Rodriguez considered a variety of influences, from Sixties German minimalism to the graphic bronze sculptures of Lynn Chadwick and a book cover of Jessie Dumont’s “I Prefer Girls,” a work of Sixties lesbian pulp fiction. The latter, an image of two woman in a suggestive pose, one in a body-hugging red dress with matching lipstick, set the stage for these strong clothes.
The opener — a sleek red coat with black pants — indeed had a vampish quality, though elsewhere Rodriguez approached the theme with subtlety and a certain subversiveness. This came through particularly in his sculpted silhouettes that exposed just the right amount of skin and his chic double-faced wool coats, which were relaxed in their fit and featured contrast-colored lapels such as the white-and-black ones on a green style. They looked casually thrown on, as if she were rushing away in a hurry.

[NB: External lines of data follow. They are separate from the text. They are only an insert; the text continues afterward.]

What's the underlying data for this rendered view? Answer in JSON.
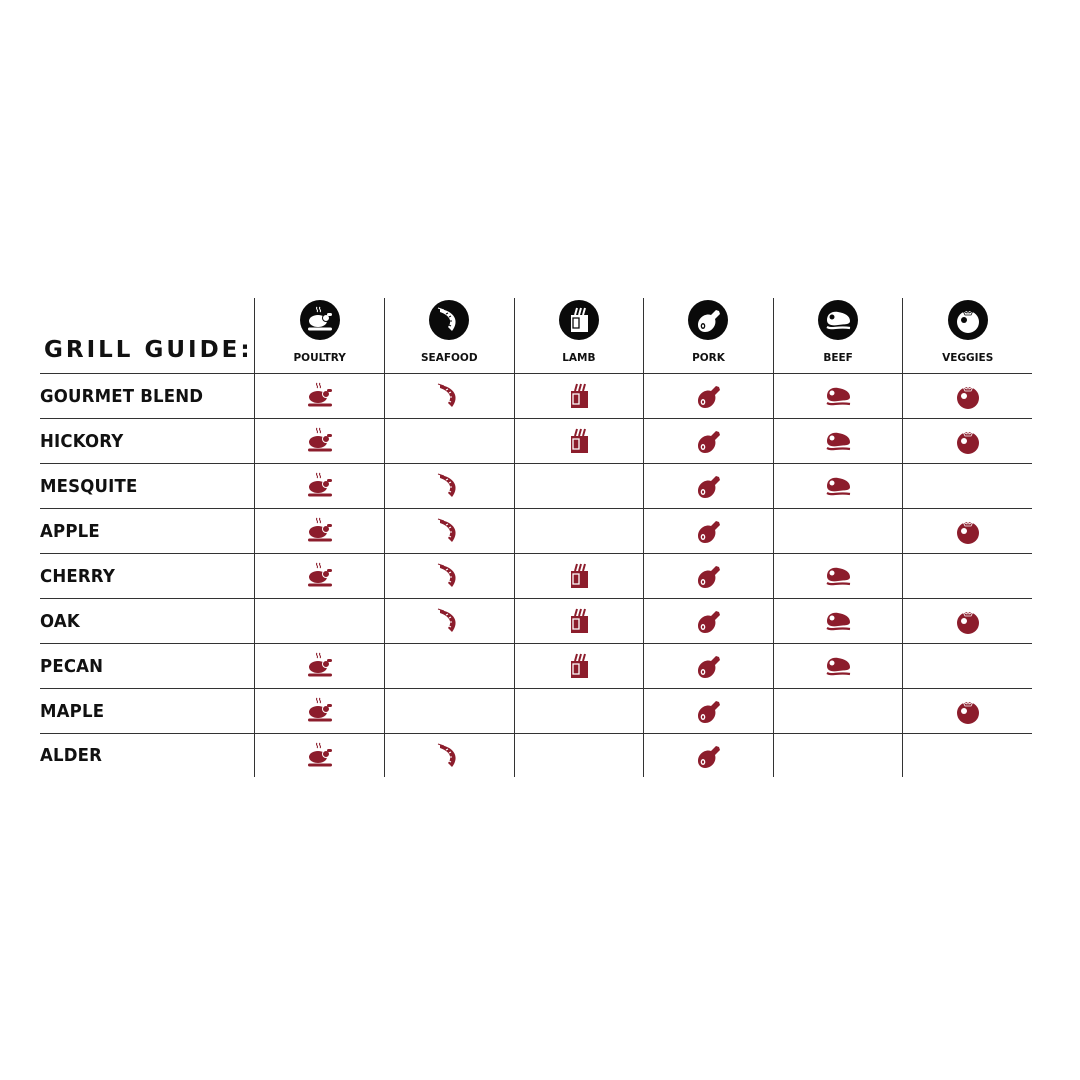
{
  "title": "GRILL GUIDE:",
  "colors": {
    "icon": "#8c1d2c",
    "header_circle": "#0a0a0a",
    "grid": "#333333"
  },
  "categories": [
    {
      "label": "POULTRY",
      "icon": "roast-chicken-icon"
    },
    {
      "label": "SEAFOOD",
      "icon": "shrimp-icon"
    },
    {
      "label": "LAMB",
      "icon": "lamb-rack-icon"
    },
    {
      "label": "PORK",
      "icon": "ham-icon"
    },
    {
      "label": "BEEF",
      "icon": "steak-icon"
    },
    {
      "label": "VEGGIES",
      "icon": "tomato-icon"
    }
  ],
  "woods": [
    {
      "name": "GOURMET BLEND",
      "pairs": [
        true,
        true,
        true,
        true,
        true,
        true
      ]
    },
    {
      "name": "HICKORY",
      "pairs": [
        true,
        false,
        true,
        true,
        true,
        true
      ]
    },
    {
      "name": "MESQUITE",
      "pairs": [
        true,
        true,
        false,
        true,
        true,
        false
      ]
    },
    {
      "name": "APPLE",
      "pairs": [
        true,
        true,
        false,
        true,
        false,
        true
      ]
    },
    {
      "name": "CHERRY",
      "pairs": [
        true,
        true,
        true,
        true,
        true,
        false
      ]
    },
    {
      "name": "OAK",
      "pairs": [
        false,
        true,
        true,
        true,
        true,
        true
      ]
    },
    {
      "name": "PECAN",
      "pairs": [
        true,
        false,
        true,
        true,
        true,
        false
      ]
    },
    {
      "name": "MAPLE",
      "pairs": [
        true,
        false,
        false,
        true,
        false,
        true
      ]
    },
    {
      "name": "ALDER",
      "pairs": [
        true,
        true,
        false,
        true,
        false,
        false
      ]
    }
  ]
}
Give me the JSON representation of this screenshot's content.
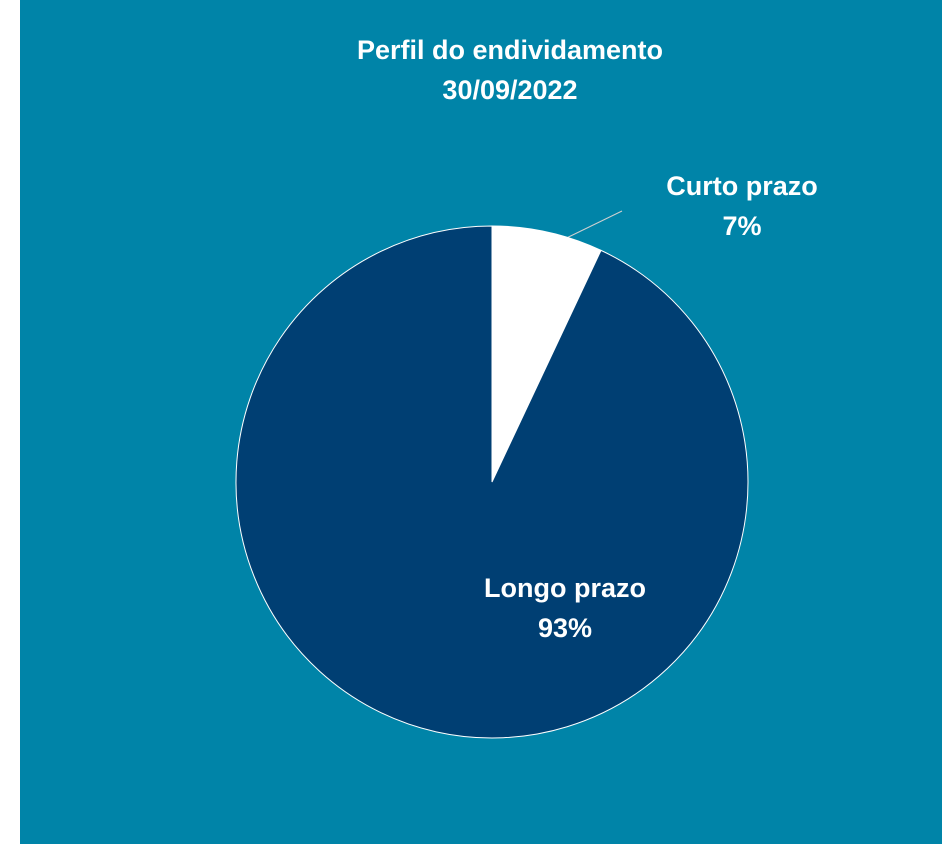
{
  "chart_data": {
    "type": "pie",
    "title": "Perfil do endividamento",
    "subtitle": "30/09/2022",
    "categories": [
      "Curto prazo",
      "Longo prazo"
    ],
    "values": [
      7,
      93
    ],
    "value_labels": [
      "7%",
      "93%"
    ],
    "colors": [
      "#ffffff",
      "#003f73"
    ],
    "background": "#0084a8"
  }
}
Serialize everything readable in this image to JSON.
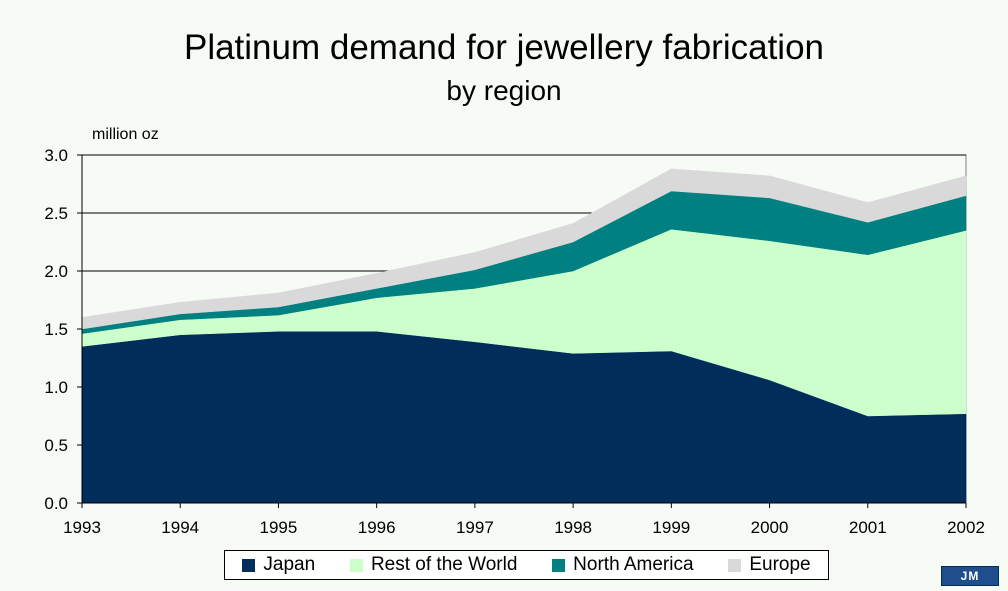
{
  "title": "Platinum demand for jewellery fabrication",
  "subtitle": "by region",
  "logo_text": "JM",
  "colors": {
    "japan": "#002d5a",
    "rest_of_world": "#ccffcc",
    "north_america": "#008080",
    "europe": "#d9d9d9",
    "plot_bg": "#f6fbf6",
    "gridline": "#000000"
  },
  "chart_data": {
    "type": "area",
    "stacked": true,
    "ylabel": "million oz",
    "ylim": [
      0,
      3.0
    ],
    "yticks": [
      "0.0",
      "0.5",
      "1.0",
      "1.5",
      "2.0",
      "2.5",
      "3.0"
    ],
    "x": [
      "1993",
      "1994",
      "1995",
      "1996",
      "1997",
      "1998",
      "1999",
      "2000",
      "2001",
      "2002"
    ],
    "series": [
      {
        "name": "Japan",
        "color": "#002d5a",
        "values": [
          1.35,
          1.45,
          1.48,
          1.48,
          1.39,
          1.29,
          1.31,
          1.06,
          0.75,
          0.77
        ]
      },
      {
        "name": "Rest of the World",
        "color": "#ccffcc",
        "values": [
          0.11,
          0.13,
          0.14,
          0.29,
          0.46,
          0.71,
          1.05,
          1.2,
          1.39,
          1.58
        ]
      },
      {
        "name": "North America",
        "color": "#008080",
        "values": [
          0.04,
          0.05,
          0.07,
          0.08,
          0.16,
          0.25,
          0.33,
          0.37,
          0.28,
          0.3
        ]
      },
      {
        "name": "Europe",
        "color": "#d9d9d9",
        "values": [
          0.1,
          0.1,
          0.12,
          0.13,
          0.15,
          0.16,
          0.19,
          0.19,
          0.17,
          0.17
        ]
      }
    ],
    "grid": true,
    "legend_position": "bottom"
  }
}
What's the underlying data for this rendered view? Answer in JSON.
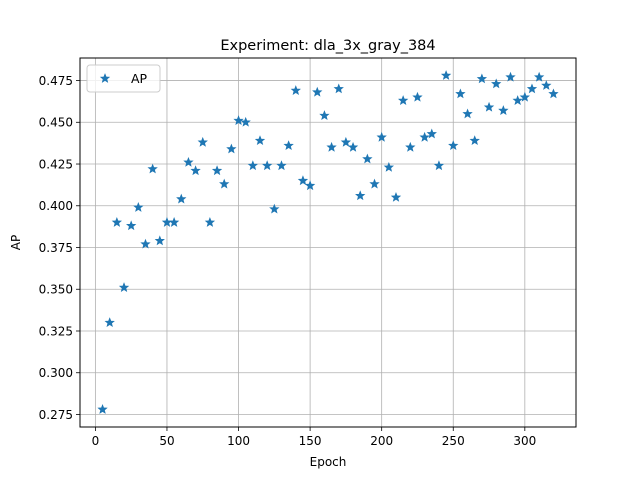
{
  "chart_data": {
    "type": "scatter",
    "title": "Experiment: dla_3x_gray_384",
    "xlabel": "Epoch",
    "ylabel": "AP",
    "xlim": [
      -10.75,
      335.75
    ],
    "ylim": [
      0.2675,
      0.4885
    ],
    "xticks": [
      0,
      50,
      100,
      150,
      200,
      250,
      300
    ],
    "yticks": [
      0.275,
      0.3,
      0.325,
      0.35,
      0.375,
      0.4,
      0.425,
      0.45,
      0.475
    ],
    "ytick_labels": [
      "0.275",
      "0.300",
      "0.325",
      "0.350",
      "0.375",
      "0.400",
      "0.425",
      "0.450",
      "0.475"
    ],
    "grid": true,
    "legend": {
      "position": "upper-left",
      "entries": [
        "AP"
      ]
    },
    "marker": "star",
    "series": [
      {
        "name": "AP",
        "color": "#1f77b4",
        "x": [
          5,
          10,
          15,
          20,
          25,
          30,
          35,
          40,
          45,
          50,
          55,
          60,
          65,
          70,
          75,
          80,
          85,
          90,
          95,
          100,
          105,
          110,
          115,
          120,
          125,
          130,
          135,
          140,
          145,
          150,
          155,
          160,
          165,
          170,
          175,
          180,
          185,
          190,
          195,
          200,
          205,
          210,
          215,
          220,
          225,
          230,
          235,
          240,
          245,
          250,
          255,
          260,
          265,
          270,
          275,
          280,
          285,
          290,
          295,
          300,
          305,
          310,
          315,
          320
        ],
        "y": [
          0.278,
          0.33,
          0.39,
          0.351,
          0.388,
          0.399,
          0.377,
          0.422,
          0.379,
          0.39,
          0.39,
          0.404,
          0.426,
          0.421,
          0.438,
          0.39,
          0.421,
          0.413,
          0.434,
          0.451,
          0.45,
          0.424,
          0.439,
          0.424,
          0.398,
          0.424,
          0.436,
          0.469,
          0.415,
          0.412,
          0.468,
          0.454,
          0.435,
          0.47,
          0.438,
          0.435,
          0.406,
          0.428,
          0.413,
          0.441,
          0.423,
          0.405,
          0.463,
          0.435,
          0.465,
          0.441,
          0.443,
          0.424,
          0.478,
          0.436,
          0.467,
          0.455,
          0.439,
          0.476,
          0.459,
          0.473,
          0.457,
          0.477,
          0.463,
          0.465,
          0.47,
          0.477,
          0.472,
          0.467
        ]
      }
    ]
  }
}
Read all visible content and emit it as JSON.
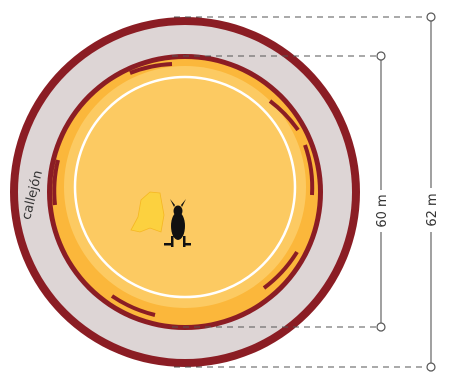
{
  "labels": {
    "callejon": "callejón",
    "inner_diameter": "60 m",
    "outer_diameter": "62 m"
  },
  "colors": {
    "outer_wall": "#8b1d24",
    "callejon_floor": "#ddd5d5",
    "arena_sand": "#fbb73b",
    "arena_inner": "#fcca62",
    "burladero": "#8b1d24",
    "dimension_line": "#555555"
  },
  "icons": {
    "bull": "bull-silhouette-icon",
    "cape": "cape-icon"
  }
}
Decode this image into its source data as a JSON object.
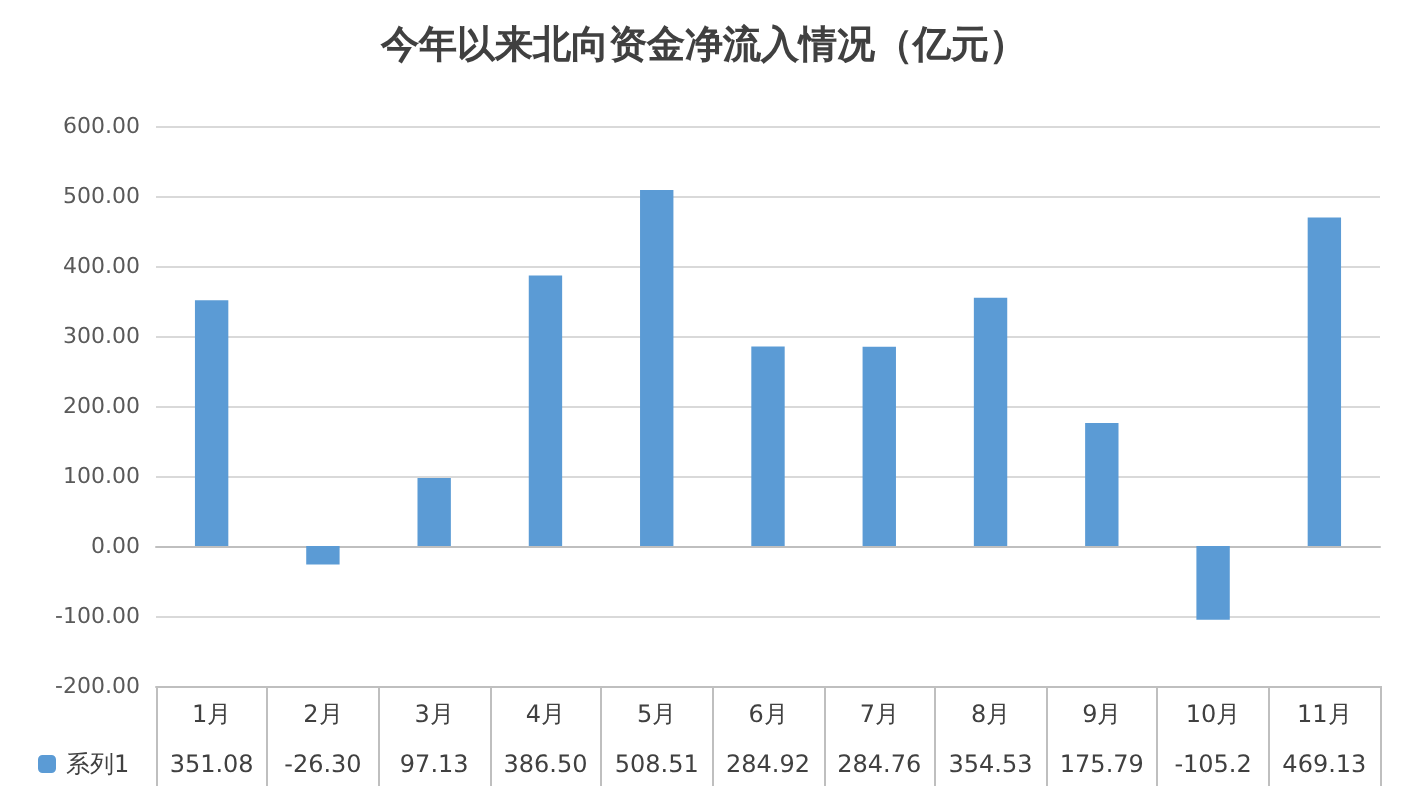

There was a severity to some of these women — a notion the designer played up with panache. Throughout, Rodriguez continued to balance more minimal silhouettes with maximal detail. Case in point, his exquisite beading work. Artfully embroidered pieces in a combination of matte and shiny for organic patterns, these shifts and shells — all shimmering in gorgeous hues of silver, violet and green — will bring extra sensuality to any noir moment.